Autor(es):
Fontanelli, Gabriel ; Souza, Luis Eduardo de ; Abichequer, Luciana Arnt ; Oliveira Neto, Raul ; Gonçalves, Ítalo Gomes
Data: 2015
Origem: Oasisbr
Assunto(s): Blasting rock; Monitoring; Noise; Vibrations; Desmonte de rochas; Monitoramento; Ruídos; Vibrações
Descrição
The use of explosives is an efficient and economically viable way for blasting rock in mining. However, it is know that 20-30% of the energy of explosives is actually used in rock fragmentation and the rest of this energy ends up causing impacts on the environment such as noise, vibration, gases, dust and flyrocks. Thus, there is a real risk to structures and people around of quarries and mines in general when there is no concern about blasting planning.
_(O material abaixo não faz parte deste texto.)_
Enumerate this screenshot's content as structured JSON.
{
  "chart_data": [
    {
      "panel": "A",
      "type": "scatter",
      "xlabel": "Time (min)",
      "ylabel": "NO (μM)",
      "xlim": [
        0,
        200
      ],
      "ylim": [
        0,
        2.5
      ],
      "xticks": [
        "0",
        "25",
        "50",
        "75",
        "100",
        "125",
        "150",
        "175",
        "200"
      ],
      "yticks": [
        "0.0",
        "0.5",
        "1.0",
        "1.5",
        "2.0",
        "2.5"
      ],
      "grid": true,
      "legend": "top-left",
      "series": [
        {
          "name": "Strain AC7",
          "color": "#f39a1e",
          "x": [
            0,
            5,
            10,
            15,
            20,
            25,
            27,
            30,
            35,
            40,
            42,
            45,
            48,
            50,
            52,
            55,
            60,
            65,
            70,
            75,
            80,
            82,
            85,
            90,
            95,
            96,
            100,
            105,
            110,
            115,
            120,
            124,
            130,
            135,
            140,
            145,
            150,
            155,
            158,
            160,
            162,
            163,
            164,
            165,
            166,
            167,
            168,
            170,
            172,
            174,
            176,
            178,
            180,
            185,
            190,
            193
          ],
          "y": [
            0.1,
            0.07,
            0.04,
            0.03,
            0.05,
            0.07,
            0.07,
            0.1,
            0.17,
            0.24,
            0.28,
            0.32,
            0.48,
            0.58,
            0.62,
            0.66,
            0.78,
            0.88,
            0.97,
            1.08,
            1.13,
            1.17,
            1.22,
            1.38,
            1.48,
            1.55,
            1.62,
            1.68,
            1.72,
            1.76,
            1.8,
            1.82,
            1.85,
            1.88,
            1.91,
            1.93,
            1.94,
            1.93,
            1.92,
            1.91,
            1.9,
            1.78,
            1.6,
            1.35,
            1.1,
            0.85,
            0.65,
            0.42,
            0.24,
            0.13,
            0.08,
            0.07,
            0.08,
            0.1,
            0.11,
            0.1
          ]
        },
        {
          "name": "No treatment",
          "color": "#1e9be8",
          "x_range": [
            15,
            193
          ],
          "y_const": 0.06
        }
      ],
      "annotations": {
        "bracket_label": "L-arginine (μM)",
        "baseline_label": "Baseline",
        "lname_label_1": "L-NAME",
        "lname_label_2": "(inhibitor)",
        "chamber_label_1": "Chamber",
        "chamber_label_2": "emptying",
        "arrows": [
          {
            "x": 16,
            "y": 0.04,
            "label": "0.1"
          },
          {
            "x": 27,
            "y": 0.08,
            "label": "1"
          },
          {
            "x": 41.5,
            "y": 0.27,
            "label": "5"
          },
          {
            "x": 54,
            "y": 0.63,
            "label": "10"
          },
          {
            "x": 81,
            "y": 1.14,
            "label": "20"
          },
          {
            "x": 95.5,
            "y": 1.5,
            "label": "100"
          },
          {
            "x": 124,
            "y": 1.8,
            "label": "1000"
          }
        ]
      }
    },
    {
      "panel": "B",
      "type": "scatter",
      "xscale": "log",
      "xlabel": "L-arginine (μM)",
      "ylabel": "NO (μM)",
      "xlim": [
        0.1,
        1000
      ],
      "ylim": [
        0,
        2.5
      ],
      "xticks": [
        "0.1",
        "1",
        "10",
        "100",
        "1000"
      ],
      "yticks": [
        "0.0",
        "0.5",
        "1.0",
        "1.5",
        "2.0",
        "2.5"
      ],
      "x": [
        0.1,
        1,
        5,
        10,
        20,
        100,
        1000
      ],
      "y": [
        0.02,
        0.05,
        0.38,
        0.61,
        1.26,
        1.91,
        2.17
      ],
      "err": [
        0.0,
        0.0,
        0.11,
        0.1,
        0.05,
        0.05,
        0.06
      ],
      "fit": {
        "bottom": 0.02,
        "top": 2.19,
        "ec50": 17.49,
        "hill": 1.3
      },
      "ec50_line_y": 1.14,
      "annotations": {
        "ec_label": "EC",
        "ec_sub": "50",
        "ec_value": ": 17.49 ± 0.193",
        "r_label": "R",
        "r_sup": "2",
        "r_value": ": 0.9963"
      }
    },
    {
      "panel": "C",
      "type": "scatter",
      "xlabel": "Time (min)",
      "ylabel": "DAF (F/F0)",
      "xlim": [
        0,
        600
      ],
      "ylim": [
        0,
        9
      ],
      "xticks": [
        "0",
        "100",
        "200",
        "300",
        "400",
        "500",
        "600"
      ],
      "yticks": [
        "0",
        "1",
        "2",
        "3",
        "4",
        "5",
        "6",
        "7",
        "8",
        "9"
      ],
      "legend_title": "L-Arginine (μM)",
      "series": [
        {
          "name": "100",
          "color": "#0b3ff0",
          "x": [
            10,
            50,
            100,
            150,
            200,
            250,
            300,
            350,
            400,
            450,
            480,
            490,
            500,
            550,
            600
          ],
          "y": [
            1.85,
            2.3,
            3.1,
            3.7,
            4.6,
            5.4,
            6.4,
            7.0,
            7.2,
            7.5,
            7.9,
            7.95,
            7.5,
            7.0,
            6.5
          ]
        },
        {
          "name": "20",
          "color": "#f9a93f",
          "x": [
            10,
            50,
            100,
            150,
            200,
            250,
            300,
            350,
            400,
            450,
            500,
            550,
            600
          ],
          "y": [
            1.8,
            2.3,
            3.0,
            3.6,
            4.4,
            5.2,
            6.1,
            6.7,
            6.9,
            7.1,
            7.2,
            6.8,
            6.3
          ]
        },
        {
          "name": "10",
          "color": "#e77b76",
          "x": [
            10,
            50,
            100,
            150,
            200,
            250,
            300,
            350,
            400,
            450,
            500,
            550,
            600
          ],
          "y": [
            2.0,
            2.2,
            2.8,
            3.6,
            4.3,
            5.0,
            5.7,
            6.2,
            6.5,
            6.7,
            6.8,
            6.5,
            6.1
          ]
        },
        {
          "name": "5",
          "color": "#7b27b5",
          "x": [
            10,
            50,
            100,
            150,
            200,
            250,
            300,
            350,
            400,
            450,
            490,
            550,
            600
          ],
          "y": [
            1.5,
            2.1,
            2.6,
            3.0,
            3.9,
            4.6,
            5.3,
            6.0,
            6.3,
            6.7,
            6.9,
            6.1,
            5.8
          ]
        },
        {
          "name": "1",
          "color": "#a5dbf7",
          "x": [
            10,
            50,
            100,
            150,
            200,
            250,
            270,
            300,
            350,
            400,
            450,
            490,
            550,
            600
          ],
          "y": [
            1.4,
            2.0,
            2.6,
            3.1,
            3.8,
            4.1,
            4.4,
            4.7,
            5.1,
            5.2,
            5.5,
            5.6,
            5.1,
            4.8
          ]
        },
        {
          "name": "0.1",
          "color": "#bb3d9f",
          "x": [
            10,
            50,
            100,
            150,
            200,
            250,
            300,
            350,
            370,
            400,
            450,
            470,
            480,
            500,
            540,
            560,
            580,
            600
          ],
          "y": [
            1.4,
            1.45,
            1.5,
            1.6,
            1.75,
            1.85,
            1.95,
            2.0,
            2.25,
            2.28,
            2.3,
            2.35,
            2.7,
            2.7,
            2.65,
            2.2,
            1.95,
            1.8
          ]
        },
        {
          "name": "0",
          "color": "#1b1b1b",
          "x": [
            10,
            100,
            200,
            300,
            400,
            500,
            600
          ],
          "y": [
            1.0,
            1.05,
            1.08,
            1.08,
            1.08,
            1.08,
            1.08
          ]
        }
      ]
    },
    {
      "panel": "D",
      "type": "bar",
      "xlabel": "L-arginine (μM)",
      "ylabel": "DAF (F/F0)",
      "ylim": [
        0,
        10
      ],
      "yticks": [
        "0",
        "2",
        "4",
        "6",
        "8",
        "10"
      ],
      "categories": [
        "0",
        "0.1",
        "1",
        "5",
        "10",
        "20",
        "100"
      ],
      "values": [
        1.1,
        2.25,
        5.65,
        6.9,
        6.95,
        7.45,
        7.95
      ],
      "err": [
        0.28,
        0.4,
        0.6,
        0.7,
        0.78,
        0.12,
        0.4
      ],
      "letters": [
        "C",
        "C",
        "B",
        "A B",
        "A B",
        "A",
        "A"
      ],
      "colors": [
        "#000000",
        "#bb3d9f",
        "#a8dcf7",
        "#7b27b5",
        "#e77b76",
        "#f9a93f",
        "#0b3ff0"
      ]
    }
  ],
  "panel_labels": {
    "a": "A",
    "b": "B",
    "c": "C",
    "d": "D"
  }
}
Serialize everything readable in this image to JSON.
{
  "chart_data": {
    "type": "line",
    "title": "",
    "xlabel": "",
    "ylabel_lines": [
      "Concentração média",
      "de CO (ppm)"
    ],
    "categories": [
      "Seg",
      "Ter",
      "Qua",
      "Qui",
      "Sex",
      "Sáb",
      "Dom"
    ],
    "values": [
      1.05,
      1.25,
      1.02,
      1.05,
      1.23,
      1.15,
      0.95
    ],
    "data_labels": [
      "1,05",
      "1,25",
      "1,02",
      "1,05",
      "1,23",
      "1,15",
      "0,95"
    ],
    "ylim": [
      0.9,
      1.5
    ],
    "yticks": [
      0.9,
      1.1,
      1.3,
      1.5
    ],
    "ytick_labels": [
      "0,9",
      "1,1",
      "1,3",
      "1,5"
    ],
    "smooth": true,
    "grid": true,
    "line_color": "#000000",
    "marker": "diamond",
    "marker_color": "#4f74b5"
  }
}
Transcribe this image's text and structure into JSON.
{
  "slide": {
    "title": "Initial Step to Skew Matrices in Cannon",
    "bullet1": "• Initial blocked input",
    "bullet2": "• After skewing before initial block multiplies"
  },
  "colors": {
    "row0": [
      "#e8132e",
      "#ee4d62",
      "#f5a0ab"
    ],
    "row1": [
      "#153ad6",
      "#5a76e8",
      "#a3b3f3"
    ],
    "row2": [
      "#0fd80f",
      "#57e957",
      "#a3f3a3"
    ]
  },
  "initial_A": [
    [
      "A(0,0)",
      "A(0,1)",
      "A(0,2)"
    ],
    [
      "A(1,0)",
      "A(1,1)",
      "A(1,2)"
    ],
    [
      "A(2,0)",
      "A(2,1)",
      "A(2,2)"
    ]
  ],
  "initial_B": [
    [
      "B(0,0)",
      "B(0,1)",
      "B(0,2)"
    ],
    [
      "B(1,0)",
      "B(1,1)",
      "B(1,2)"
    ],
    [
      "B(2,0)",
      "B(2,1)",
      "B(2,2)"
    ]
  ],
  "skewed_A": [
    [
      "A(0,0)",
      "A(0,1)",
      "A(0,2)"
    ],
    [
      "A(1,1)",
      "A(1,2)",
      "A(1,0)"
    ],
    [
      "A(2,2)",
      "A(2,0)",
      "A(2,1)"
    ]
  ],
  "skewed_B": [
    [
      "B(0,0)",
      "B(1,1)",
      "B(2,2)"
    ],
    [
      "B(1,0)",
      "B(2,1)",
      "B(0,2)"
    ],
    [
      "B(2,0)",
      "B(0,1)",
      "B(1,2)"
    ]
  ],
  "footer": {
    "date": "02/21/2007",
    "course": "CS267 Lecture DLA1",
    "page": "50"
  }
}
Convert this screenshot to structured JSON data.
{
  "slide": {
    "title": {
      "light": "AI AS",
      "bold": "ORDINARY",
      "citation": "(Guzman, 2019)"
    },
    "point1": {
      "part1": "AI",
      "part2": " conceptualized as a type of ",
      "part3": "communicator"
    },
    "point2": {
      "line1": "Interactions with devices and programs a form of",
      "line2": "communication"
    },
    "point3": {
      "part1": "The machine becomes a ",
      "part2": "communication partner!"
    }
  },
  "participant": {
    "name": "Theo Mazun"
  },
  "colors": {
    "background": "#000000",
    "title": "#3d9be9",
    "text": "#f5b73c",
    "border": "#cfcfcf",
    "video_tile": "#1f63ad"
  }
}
This work seeks, through the blasting rock monitoring, to measure and predict the acoustic pressure or noise in the region called Caieiras in Caçapava do Sul, since previous works presented results which exceeded the limits prescribed by NRM-16 and NBR-9653/2005. Monitorings were performed and alternatives were tested in order to decrease the noise levels like covering detonating cords with sandy-clay materials, using lighter detonating cords, or even replacing them by shock tubes.
O emprego de explosivos é, sem sombra de dúvidas, a maneira mais eficiente e economicamente viável para desmonte de rocha em mineração. No entanto, sabe-se que apenas entre 20 a 30% da energia dos explosivos é de fato utilizada na fragmentação da rocha, sendo que o restante desta energia acaba provocando impactos ao meio ambiente, tais como ruídos, vibrações, gases, poeira e ultralançamento de rochas. Desta forma, há um risco real para estruturas e pessoal nas vizinhanças de minas ou pedreiras, em particular, quando não há uma preocupação quanto a aspectos relacionados com o planejamento do desmonte. Este trabalho busca, através de monitoramentos dos desmontes de rocha, mensurar e prever a sobrepressão acústica na região mineradora de Caieiras, em Caçapava do Sul, já que trabalhos realizados anteriormente apresentaram resultados que ultrapassaram os limites estipulados pelas normas NRM 16 e NBR 9653/2005. Os monitoramentos são feitos no mesmo local dos trabalhos anteriores, porém o diferencial é a utilização de métodos para diminuir a sobrepressão acústica, cobrindo os cordéis detonantes com material areno-argiloso ou com a substituição dos mesmos por tubos de choque. O monitoramento é feito por microssismógrafo de engenharia, que registra as vibrações e a sobrepressão acústica de cada detonação, além de coletar toda a informação do plano de fogo, principalmente o carregamento dos furos. Os resultados mostraram que, além da utilização dos cordéis e da consequente expulsão dos tampões, os altos valores de sobrepressão acústica, que ultrapassam os 134 decibéis, estavam relacionados com a realização de desmontes secundários.